« Pour une meme operation de secours, quand il faut 3 pompiers en lozere, il en faudra
10 + 15 CRS en seine saint denis. »
Je crois que vous confondez immigré avec voyou (d’origine étrangère ou non d’ailleurs).
Le fait que certains quartiers soient devenus des ghettos et des repères de bandes de voyous n’est pas dû aux immigrés, qui viennent en France pour améliorer leurs conditions de vie (comme le faisaient les européens, français compris quand ils s’expatriaient aux Etats-Unis ou au Mexique au cours des siècles précédents).
La formation de ghettos est un problème lié à une mauvaise politique de la ville, à des écarts de revenus devenus trop élevés ces dernières décennies, à une spéculation immobilière effrénée qui a progressivement condamné certains quartiers, autrefois prospères, à devenir le lieu de vie uniquement d’une population fragilisée et en perte de repères.
L’intégration n’est pas une chose facile, surtout lorsque l’on vient de pays où les modes de vie et les références sont complètement différentes. Le fait est que ces immigrés se retrouvent « entre eux » dans des quartiers dortoirs où il n’y a presque aucun emploi (+de 50 % de chômage parfois). L’intégration est à partir de ce moment impossible, et ces quartiers deviennent uniquement des terrains propices à la haine et à la rancoeur contre ceux qui ont la chance de ne pas y vivre.
Dans les zones où les immigrés se retrouvent au contact de la population française d’origine, il n’y a pas ce type de problème et l’intégration se réalise correctement, y compris avec des populations d’origine africaine ou proche-orientale.
Mais vous ne pouvez pas espérer intégrer une famille si celle-ci aussitôt arrivée en France, s’installe dans les quartiers les moins chers, et se retrouve avec d’autres populations immigrées et désoeuvrées avec tous les problèmes de trafics de drogue, d’armes et de violence que cela implique.
Alors oui en quelque sorte personne n’est responsable de cette situation, ni les immigrés (qui s’installent près de leurs connaissances déjà sur place et dans les quartiers pas chers) ni les français (qui n’ont pas sciemment « décidé » de parquer les immigrés dans des ghettos).
Maintenant, il n’empêche que les pouvoirs publics devraient réagir pour éviter que le phénomène ne prenne de l’ampleur. Il est sans doute trop tard pour les jeunes et moins jeunes qui ont déjà mal tourné dans ces ghettos. Mais on peut éviter que le phénomène se perpétue en cassant une bonne fois pour toute ces ghettos en rétablissant une véritable mixité sociale.

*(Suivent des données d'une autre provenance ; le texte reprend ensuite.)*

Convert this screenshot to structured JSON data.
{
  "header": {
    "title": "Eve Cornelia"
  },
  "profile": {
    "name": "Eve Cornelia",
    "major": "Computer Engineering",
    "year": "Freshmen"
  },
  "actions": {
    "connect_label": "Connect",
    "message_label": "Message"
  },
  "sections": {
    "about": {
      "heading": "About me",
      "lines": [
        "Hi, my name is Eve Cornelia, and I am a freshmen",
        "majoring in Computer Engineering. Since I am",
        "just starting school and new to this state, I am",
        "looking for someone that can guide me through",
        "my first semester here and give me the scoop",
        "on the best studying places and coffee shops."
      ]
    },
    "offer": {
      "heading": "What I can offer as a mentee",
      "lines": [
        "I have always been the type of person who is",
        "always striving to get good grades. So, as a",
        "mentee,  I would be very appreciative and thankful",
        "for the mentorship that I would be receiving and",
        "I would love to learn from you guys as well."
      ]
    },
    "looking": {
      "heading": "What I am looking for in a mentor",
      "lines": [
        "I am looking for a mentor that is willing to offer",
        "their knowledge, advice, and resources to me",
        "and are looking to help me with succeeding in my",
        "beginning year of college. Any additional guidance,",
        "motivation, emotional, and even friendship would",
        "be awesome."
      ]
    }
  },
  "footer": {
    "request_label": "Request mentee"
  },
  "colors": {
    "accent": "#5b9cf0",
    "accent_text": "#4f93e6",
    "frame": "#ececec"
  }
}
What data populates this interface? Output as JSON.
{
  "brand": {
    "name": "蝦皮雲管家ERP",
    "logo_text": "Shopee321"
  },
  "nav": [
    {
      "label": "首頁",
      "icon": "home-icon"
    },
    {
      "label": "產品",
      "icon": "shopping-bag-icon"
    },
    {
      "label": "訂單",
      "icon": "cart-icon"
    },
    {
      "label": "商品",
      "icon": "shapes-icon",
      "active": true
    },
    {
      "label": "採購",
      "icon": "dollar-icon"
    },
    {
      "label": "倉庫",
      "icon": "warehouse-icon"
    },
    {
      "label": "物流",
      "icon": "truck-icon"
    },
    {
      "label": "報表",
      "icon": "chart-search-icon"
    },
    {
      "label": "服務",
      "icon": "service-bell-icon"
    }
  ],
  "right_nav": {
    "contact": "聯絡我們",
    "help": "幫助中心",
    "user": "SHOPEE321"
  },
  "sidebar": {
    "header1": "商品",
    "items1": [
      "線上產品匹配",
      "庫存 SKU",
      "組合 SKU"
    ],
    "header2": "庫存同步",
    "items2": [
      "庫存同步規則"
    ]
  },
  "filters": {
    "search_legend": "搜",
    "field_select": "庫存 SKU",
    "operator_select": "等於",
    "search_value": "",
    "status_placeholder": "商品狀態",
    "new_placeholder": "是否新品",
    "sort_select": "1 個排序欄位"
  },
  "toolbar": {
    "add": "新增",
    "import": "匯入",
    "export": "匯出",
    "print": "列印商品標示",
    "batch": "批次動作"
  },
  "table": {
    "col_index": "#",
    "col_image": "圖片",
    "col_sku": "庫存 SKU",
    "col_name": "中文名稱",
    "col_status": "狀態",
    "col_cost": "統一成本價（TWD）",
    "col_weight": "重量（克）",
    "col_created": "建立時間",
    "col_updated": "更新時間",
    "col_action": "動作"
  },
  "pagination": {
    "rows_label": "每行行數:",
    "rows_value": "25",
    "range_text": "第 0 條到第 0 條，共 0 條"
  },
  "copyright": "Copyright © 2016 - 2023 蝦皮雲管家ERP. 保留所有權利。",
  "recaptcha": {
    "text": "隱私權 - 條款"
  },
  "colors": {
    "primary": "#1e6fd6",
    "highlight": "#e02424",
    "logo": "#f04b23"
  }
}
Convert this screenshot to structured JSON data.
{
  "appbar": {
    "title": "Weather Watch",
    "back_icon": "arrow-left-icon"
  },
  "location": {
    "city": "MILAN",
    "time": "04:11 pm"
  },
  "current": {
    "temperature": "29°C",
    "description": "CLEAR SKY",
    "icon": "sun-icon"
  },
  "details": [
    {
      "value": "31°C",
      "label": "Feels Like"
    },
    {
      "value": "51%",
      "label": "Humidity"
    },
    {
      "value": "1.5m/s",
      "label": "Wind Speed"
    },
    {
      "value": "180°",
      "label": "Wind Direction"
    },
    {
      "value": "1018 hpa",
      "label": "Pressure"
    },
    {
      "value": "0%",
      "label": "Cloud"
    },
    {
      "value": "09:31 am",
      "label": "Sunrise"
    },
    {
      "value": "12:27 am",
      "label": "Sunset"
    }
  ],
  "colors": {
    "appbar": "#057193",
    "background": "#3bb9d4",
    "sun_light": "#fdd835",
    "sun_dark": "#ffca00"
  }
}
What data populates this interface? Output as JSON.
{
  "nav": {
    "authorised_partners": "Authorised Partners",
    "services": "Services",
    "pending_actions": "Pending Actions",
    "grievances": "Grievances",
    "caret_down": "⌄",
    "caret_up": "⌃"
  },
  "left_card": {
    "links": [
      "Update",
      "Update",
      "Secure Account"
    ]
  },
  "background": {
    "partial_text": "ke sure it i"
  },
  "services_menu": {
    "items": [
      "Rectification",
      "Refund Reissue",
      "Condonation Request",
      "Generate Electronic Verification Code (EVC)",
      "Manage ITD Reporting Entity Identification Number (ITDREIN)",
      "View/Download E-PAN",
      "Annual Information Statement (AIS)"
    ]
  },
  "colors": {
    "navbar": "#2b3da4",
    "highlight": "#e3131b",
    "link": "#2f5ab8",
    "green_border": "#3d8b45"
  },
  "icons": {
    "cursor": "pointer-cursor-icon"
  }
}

La première chose à faire, c’est que les nouveaux arrivants ne puissent pas s’installer dans ces quartiers (par la loi s’il le faut). Ensuite, il faut encourager le retour de français intégrés dans ces quartiers et favoriser le départ de familles immigrées dans d’autres régions plus équilibrées (peut-être à la faveur de l’obtention d’un emploi par exemple).
Evidemment, c’est plus facile à dire qu’à faire, même hors temps de crise, et c’est un chantier de très longue haleine... Mais il ne faut pas se tromper de diagnostic. Le problème ce n’est pas : « comment faire pour empêcher les immigrés (forcément mauvais par nature quand on lit certains commentaires) de s’installer en France ? » Le problème c’est « comment faire pour que ces populations puissent s’intégrer facilement dans la société française ? ». L’intégration est quelque chose de tout à fait naturel, qui ne pose normalement aucun problème, mais elle se déroule à l’échelle de l’individu ou de la famille. Or nos sociétés modernes ne sont pas attentives à cette échelle. Les politiques menées le sont à l’échelle d’une ville ou d’une région entière, elles ne tiennent pas compte de la situation individuelle de telle ou telle famille.
Donc nous avons là un chantier de grande haleine. Raison de plus pour commencer tout de suite.